Gleaming with silicon under the swift sun, the dizzying architecture of the valley spoke in many voices, all of the polyglot steel and stone punctuated, wrapped parenthetically, by long languorous dragons of white smoke and dark fog that curved around the spires and spinnarets, sidled around Roman columns flickering with ecstatic luminescence even in the daylight, ran over statues of generals on ziggurats, between thrusting pyramids atop office towers, spinning, ghost clutching at whirling gyroscopic flyers racing along wires, lit from arcing exposed wires, flowed down cobblestones and pavements, past frozen dinosaurs that held tolling yellow submarines in their bellies, filled Greek amphitheaters that would seat legions, caressed pagodas shining radioactive and lovely, fondled the thighs of Colossus striding over the bazaar, erupted from white and pink tents, belched from the stacks of cruise liner run aground on the far eastern hills, chirped out of factory after factory, puffed from the windows of the low dormitories, and spiralled at last from and around the black and gothically solid castle seemingly made of promethium spitfire that rose from a natural hill in the center of the valley, crackling purple fireballs arcing between the ivory towers.
"We've had over thirty subjective years, and most of it showed up on its own. Here," said the older man, holding out a set of folding opera glasses.

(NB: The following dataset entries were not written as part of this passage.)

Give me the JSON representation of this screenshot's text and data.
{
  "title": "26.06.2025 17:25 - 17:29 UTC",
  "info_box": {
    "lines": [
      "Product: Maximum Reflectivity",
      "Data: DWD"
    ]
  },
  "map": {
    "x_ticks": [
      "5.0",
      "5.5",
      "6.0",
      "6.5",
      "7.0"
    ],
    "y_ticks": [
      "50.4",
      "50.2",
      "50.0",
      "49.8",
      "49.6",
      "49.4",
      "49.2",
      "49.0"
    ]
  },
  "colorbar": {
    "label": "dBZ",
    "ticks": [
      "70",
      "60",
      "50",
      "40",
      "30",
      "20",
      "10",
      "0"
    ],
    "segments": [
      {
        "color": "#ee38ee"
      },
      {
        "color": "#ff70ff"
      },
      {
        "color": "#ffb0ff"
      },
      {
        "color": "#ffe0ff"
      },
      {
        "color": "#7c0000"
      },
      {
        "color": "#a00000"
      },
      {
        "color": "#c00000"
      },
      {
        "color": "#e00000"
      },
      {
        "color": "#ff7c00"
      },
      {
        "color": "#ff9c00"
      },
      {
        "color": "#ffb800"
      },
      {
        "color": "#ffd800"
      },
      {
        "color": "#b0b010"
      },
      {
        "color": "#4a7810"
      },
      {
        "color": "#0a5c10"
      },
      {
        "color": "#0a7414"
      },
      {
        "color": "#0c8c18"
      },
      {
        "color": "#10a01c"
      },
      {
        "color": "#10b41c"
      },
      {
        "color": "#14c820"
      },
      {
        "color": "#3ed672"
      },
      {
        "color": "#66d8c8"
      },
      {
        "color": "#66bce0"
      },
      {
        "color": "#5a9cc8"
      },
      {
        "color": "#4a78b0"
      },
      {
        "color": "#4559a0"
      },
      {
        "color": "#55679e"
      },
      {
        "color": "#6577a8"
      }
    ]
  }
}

Harold slid off the donkey and stood closer to the edge.
And there were people, at first only implied by tremblings in the fog, but then apparent through the whole place, making the campus vibrate with vitality, with a scrambled motion, with mankind, not like ants on an anthill at all, still scurrying but with an element of purposelessness, an endearing random quality, free and alive, people moving, pulling trams and trolleys, hollow men walking on stilts, tiny unseen drivers working the levers in their chests, people swinging cranes, people swinging starlings, a flock of fringineers leaping from a tower block, their measuring harnesses fluttering out behind them, plunging into the yellowing fog, rickshaws tumbling down steep hills, sending up plumes of rice dust, people working ecstatic dials and whirligigs in the brass gyroscopes, frantic flyers, women wrestling with firedogs in the clearings, children loaded onto carts, being hauled out to the grassy knolls, black suited men precision drilling with axe handles, all of them, all of them thrumming through the streets, animating the bones of the buildings, making them tremble, and growing the coral reef of civilization.
Harold's mouth would not close. He felt an unfamiliar ache at the back of his throat and behind his eyes.
"Welcome," said Dean Humbert, "to the Omniversity of Berkeley."